Je ferme les yeux quelques secondes, essayant de trouver un peu de calme au milieu de cette tempête intérieure. J’entends les murmures autour de moi, les discussions entre les stylistes et les créateurs, les rires nerveux des mannequins. Chaque minute semble s'étirer à l'infini alors que le temps file inexorablement vers l'entrée en scène.
Puis, soudain, l’appel retentit. C’est le moment.
Les couloirs derrière la scène sont noirs, l’air est lourd, saturé d’adrénaline. Je me lève, mes jambes un peu tremblantes, et je fais un dernier tour d’horizon. Les mannequins défilent à côté de moi, chacun dans son propre monde, concentrés, plongés dans la même folie que moi. Il y a un silence étrange, comme si tout l’univers attendait le même instant.

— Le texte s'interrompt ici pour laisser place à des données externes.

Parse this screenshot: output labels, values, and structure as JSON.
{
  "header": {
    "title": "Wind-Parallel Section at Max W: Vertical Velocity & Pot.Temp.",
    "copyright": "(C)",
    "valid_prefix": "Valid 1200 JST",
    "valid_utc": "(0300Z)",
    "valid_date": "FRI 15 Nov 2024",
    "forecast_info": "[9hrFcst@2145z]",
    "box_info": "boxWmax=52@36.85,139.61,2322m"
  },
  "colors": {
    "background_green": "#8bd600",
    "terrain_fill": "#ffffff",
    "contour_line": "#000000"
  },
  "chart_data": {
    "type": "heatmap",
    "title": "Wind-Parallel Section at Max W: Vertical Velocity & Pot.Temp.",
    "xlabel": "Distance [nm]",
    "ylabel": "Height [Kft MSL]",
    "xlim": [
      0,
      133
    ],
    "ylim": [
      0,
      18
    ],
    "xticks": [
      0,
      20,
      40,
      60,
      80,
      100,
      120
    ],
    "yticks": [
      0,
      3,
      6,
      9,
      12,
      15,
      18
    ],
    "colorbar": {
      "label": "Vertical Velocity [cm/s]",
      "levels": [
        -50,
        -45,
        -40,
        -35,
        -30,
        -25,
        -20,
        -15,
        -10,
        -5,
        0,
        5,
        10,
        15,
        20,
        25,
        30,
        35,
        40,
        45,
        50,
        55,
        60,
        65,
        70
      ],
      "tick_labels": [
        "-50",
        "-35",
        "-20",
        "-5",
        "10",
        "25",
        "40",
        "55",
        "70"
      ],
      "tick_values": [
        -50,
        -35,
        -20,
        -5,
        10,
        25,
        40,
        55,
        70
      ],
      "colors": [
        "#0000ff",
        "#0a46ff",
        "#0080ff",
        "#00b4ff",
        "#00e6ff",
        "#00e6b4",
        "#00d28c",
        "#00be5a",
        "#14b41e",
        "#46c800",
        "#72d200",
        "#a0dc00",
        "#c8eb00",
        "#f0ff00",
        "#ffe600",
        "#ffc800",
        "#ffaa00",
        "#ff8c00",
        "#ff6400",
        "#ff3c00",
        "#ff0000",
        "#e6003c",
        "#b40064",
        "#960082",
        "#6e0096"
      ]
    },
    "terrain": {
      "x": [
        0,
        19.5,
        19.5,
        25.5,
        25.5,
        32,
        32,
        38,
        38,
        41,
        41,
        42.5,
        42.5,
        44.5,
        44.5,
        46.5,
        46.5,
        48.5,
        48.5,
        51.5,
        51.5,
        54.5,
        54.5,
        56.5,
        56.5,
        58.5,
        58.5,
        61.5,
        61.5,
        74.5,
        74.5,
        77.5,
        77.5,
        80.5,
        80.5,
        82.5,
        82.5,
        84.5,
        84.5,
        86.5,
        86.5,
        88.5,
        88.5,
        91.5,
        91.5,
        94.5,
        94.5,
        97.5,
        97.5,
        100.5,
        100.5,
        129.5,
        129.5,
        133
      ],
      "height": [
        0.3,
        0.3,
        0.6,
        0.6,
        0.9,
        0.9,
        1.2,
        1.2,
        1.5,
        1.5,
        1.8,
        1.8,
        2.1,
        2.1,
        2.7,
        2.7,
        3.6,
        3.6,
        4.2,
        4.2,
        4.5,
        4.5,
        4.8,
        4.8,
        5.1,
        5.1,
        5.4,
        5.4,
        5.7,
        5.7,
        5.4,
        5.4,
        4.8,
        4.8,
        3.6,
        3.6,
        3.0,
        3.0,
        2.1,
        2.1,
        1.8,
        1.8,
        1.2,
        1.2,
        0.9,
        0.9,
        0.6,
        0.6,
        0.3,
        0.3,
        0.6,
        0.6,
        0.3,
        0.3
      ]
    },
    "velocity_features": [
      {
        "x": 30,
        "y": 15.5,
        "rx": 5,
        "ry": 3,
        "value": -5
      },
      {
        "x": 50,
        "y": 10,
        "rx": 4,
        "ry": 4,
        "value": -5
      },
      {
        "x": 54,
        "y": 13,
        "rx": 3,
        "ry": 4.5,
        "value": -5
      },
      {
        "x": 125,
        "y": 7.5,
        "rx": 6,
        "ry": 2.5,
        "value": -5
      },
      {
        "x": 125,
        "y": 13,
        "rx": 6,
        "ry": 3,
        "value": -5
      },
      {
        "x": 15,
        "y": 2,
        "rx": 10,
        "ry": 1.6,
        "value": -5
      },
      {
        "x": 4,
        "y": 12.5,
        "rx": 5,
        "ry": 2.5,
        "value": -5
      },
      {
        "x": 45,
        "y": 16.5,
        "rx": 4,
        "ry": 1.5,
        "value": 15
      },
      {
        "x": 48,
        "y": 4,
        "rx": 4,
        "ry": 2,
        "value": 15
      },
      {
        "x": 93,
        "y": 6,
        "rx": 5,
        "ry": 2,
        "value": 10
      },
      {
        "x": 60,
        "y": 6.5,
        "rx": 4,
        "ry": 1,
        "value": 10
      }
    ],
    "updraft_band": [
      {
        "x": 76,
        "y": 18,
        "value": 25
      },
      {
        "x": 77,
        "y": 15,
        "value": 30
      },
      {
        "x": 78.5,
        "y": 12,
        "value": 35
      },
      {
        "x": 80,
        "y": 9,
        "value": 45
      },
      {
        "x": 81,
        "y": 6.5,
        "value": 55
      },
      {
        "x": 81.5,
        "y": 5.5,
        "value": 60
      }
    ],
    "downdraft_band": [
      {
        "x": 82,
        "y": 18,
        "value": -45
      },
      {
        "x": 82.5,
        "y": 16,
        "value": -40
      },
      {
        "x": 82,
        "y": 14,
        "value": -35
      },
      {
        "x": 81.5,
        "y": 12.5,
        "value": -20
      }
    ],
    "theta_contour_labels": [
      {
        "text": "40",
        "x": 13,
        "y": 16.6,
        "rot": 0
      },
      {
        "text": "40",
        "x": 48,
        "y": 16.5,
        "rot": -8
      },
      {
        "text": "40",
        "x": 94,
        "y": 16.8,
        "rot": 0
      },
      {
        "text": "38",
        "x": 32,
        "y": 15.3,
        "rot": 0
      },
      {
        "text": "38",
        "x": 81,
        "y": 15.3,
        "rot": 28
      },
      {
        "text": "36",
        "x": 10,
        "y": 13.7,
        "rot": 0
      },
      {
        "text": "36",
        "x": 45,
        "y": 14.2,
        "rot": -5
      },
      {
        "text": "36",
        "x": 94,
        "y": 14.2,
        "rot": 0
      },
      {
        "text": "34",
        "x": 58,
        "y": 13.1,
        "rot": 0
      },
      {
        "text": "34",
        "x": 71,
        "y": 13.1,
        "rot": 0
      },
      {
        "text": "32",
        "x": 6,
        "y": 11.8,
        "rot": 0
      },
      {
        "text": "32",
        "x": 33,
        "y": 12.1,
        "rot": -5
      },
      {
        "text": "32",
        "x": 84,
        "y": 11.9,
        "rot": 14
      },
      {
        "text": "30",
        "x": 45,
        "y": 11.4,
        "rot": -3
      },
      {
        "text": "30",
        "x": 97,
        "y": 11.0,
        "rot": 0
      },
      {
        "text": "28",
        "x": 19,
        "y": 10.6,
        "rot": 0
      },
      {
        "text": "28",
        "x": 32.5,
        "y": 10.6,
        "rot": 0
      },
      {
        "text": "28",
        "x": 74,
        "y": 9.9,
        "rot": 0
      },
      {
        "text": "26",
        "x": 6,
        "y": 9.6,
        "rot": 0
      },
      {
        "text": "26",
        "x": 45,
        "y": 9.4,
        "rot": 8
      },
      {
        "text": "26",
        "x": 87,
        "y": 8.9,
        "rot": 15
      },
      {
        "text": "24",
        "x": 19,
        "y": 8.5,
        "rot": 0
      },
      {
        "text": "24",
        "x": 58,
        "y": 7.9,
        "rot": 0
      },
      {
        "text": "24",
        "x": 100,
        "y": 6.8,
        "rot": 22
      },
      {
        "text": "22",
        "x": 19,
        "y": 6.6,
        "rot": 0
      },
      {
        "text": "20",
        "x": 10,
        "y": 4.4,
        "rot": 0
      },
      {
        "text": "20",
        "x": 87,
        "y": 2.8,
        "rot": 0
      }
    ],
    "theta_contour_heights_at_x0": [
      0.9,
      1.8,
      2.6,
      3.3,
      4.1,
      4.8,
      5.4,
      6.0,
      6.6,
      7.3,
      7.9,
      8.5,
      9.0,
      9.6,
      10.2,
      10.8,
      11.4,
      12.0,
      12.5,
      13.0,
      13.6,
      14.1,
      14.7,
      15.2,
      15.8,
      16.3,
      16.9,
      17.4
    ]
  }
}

Le bruit du public s’intensifie au fur et à mesure que nous nous dirigeons vers la passerelle. La musique commence à jouer, un rythme battant, entraînant, l’ambiance devient plus frénétique. Je prends une grande inspiration, mon cœur bat fort dans ma poitrine, mais je fais un pas en avant. Un pas, puis un autre. Et soudain, la lumière.
La passerelle s'ouvre devant moi. Le public s’élance dans une acclamation étouffée, le flash des caméras m’aveugle presque. Le monde se rétrécit à cet instant précis. La musique, les lumières, les regards. C’est tout ce que j’entends, tout ce que je ressens.
Je prends un autre pas. Puis un autre. Tout autour de moi, je peux sentir les yeux sur moi, chaque mouvement scruté. Mais je continue de marcher, la tête haute, le regard fixe, comme une marionnette qui suit sa propre cadence. C’est une danse sans fin, un ballet imposé par les attentes. Je suis une créature de lumière, une silhouette dans l’ombre des projecteurs.
Lorsque je tourne au bout de la passerelle, je laisse mes émotions me traverser en un éclair. C’est l’accomplissement d’un rêve, mais aussi la fragilité d’une illusion. Je souris, je m’arrête pour une seconde, juste une seconde, pour capter l’essence de ce moment. Mais tout ça est si… éphémère.
Je reprends ma marche. Tout est flou, tout est flou à part cette unique vérité : demain, tout recommencera.